If you are a history buff, or just a hoarder, then you might be a fan of the Antiques Road Show on Public Television. While I’m sure that many of you are familiar with the program, the premise is as follows: the show brings together a variety of experts to a single location where locals can have anything they own appraised, from attic-junk to family heirlooms. Every once in awhile you see a person who made a five-dollar purchase at a garge sale years before with an item that appraises at tens-of-thousands of dollars. Of course, virtually every item that is brought to the Road Show has personal value to the owner; the question is whether that value translates to monetary value for others.
Healthcare Value Network
I spent a couple of days last week in Appleton, Wisconsin with 17 other healthcare HR leaders to learn and share how HR systems and processes can drive real change in a Lean organization. The only things we knew going into the session is that our organizations were part of the Healthcare Value Network, and through some pre-planning we surmised that we were all struggling with similar HR, organization development, and leadership challenges. Our brief time together confirmed these assumptions.

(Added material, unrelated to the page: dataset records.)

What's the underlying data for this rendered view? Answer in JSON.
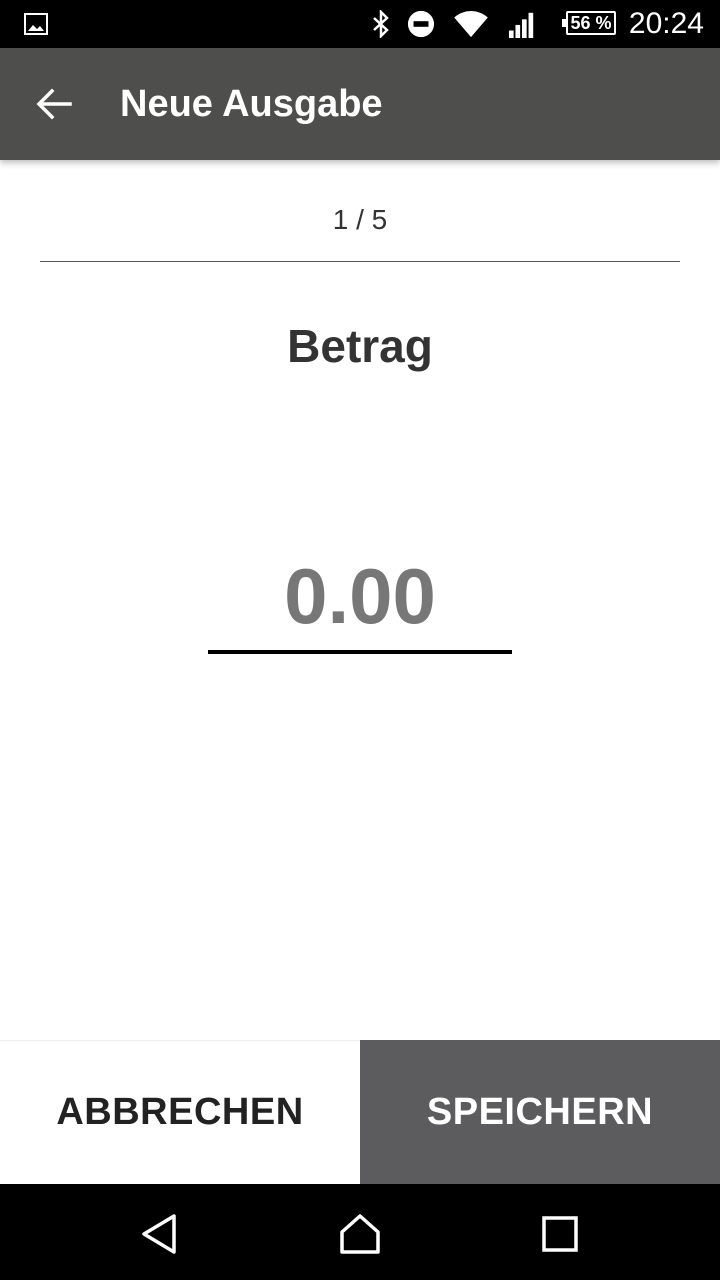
{
  "status_bar": {
    "time": "20:24",
    "battery": "56 %",
    "icons": [
      "image-icon",
      "bluetooth-icon",
      "do-not-disturb-icon",
      "wifi-icon",
      "signal-icon",
      "battery-icon"
    ]
  },
  "toolbar": {
    "title": "Neue Ausgabe",
    "back_icon": "arrow-back-icon"
  },
  "form": {
    "step": "1 / 5",
    "heading": "Betrag",
    "amount_placeholder": "0.00"
  },
  "buttons": {
    "cancel_label": "ABBRECHEN",
    "save_label": "SPEICHERN"
  },
  "colors": {
    "toolbar": "#4e4e4c",
    "save_button": "#5c5c5e",
    "placeholder": "#777777"
  },
  "nav_bar": {
    "icons": [
      "back-triangle-icon",
      "home-icon",
      "recents-icon"
    ]
  }
}
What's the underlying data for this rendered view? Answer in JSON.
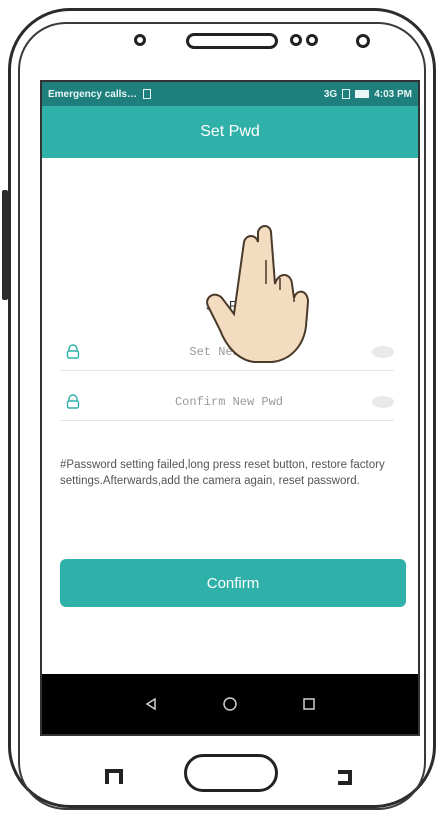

I left the land of the Green Bay Packers with a bag of cheese curds, and a number of key takeaways. However, there is one simple concept – although not a new concept – that has stuck with me more than others: The development of HR systems and processes in a Lean organization occurs in the Gemba, and not in an HR conference room. In non-Lean language, we need to develop our HR approaches with our clinical (operations) leaders and employees. In the end, our work must be redesigned to support what is really needed on the rapidly changing front lines of healthcare.
Get Out of the HR Attic
Our traditional approach to HR administration is that we have done the bulk of our process work and planning behind closed doors, or in the attic. We are the experts in regulatory and compliance matters, organization development constructs, and we have the unrivaled talent to create reams of forms. When we were feeling more “strategic,” we might have included, or sought real input from others outside of the HR kingdom.

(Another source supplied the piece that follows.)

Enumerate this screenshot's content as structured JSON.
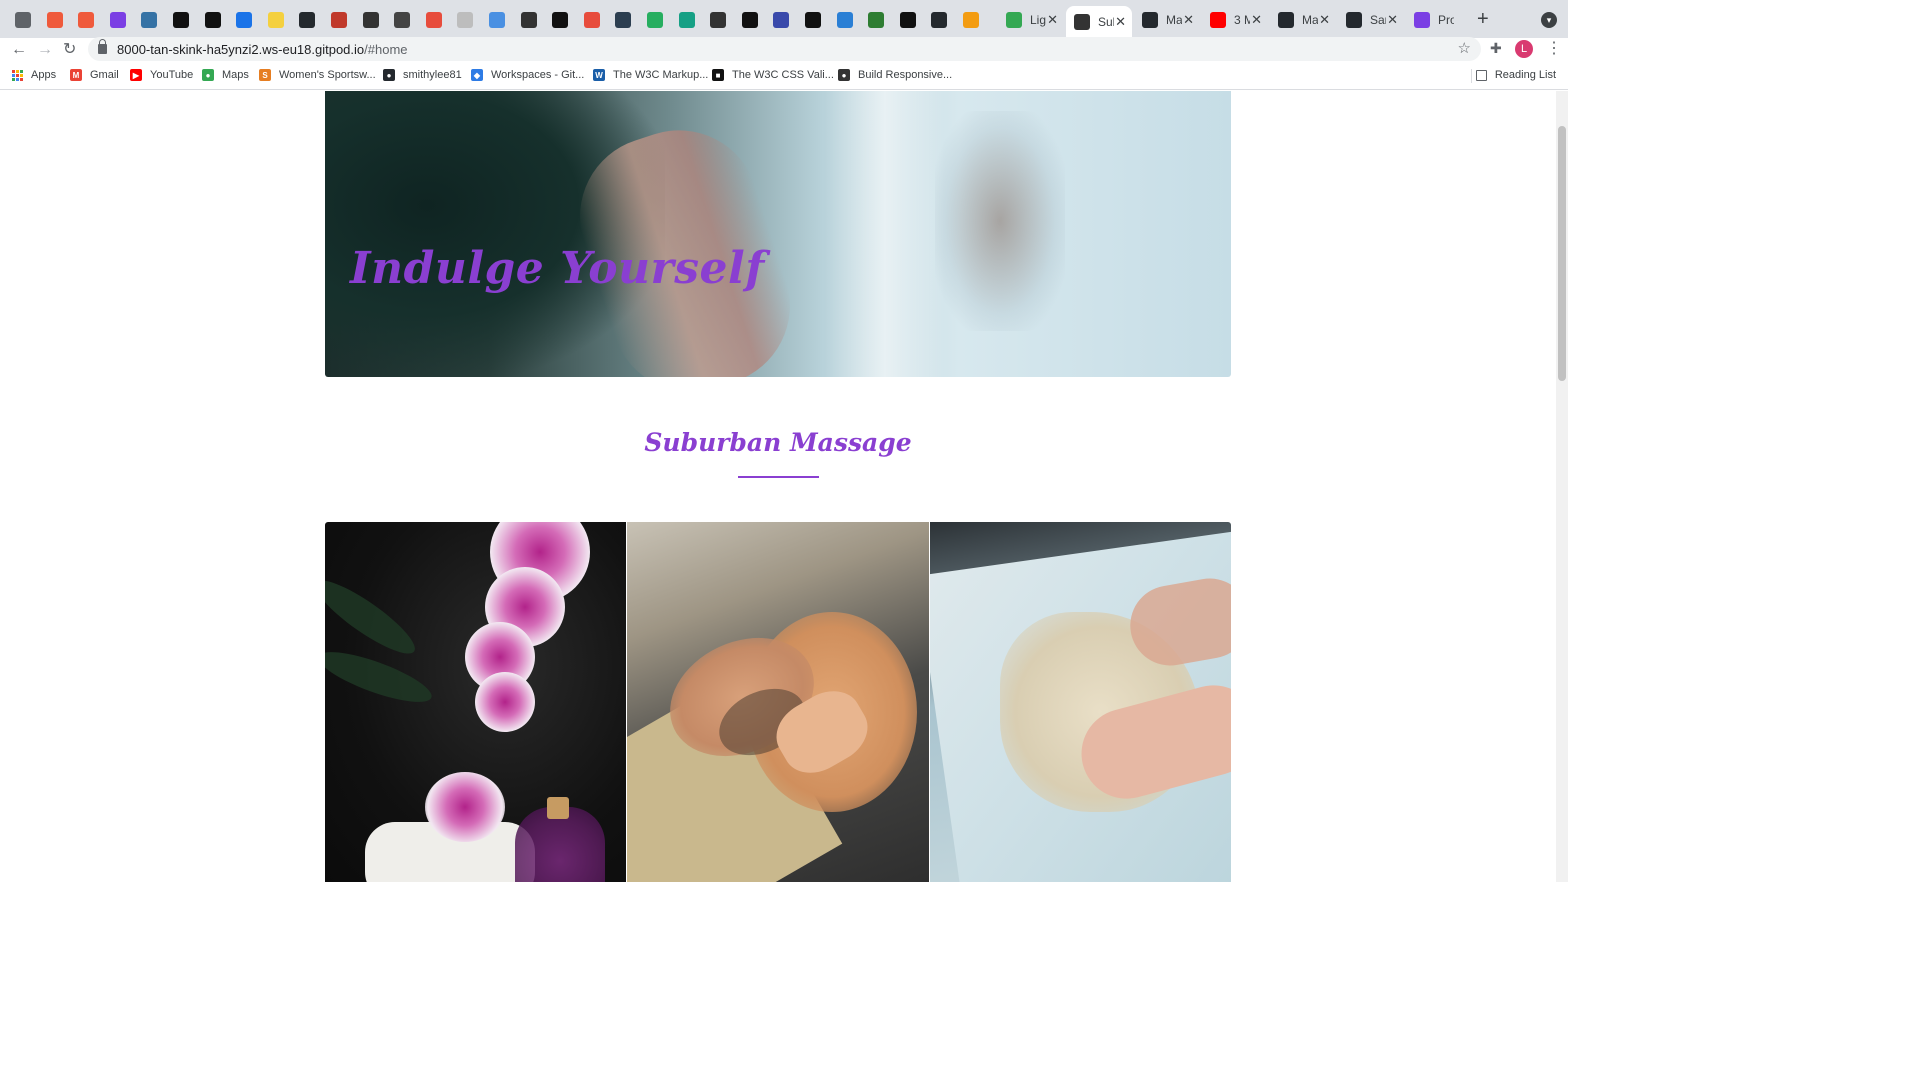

When our new systems were defined, and the ink was dry on the new forms, we took the process/system on the business version of the Antiques Road Show. What we often discovered was that the heirloom-quality HR process that we had masterfully created was appraised by operational leaders (experts) to be of little or no value to them, or the work that they were doing. It was easy to become that person on camera at the end of the Antiques Road Show who whined about how unappreciated our process was – at least it was highly valued by us, and we are going to hang onto it.
Strategic HR: Solving Other People’s Real Problems
Strategic HR today, particularly in a Lean sense, means that we are solving our customers’ problems through the ongoing, real-time design of better HR processes and systems. By better I mean: they are intentionally designed to add value to clinical (operational) people and processes, as their needs evolve; they are not mired in meeting the strictest interpretations of government regulations; they are not derailed by an unreasonable aversion to business risk; and, they accomplish what is most needed by the people in the Gemba, and ultimately our customers.
It seems that the only way to accomplish the strategic work of HR in a Lean organization is to design it with the people in the Gemba. So while the “what” is settled in my mind, and the minds of many other Lean healthcare HR leaders, the “how” is an entirely different challenge.
What have you done to engage your operations leaders in redesigning HR systems to meet their needs?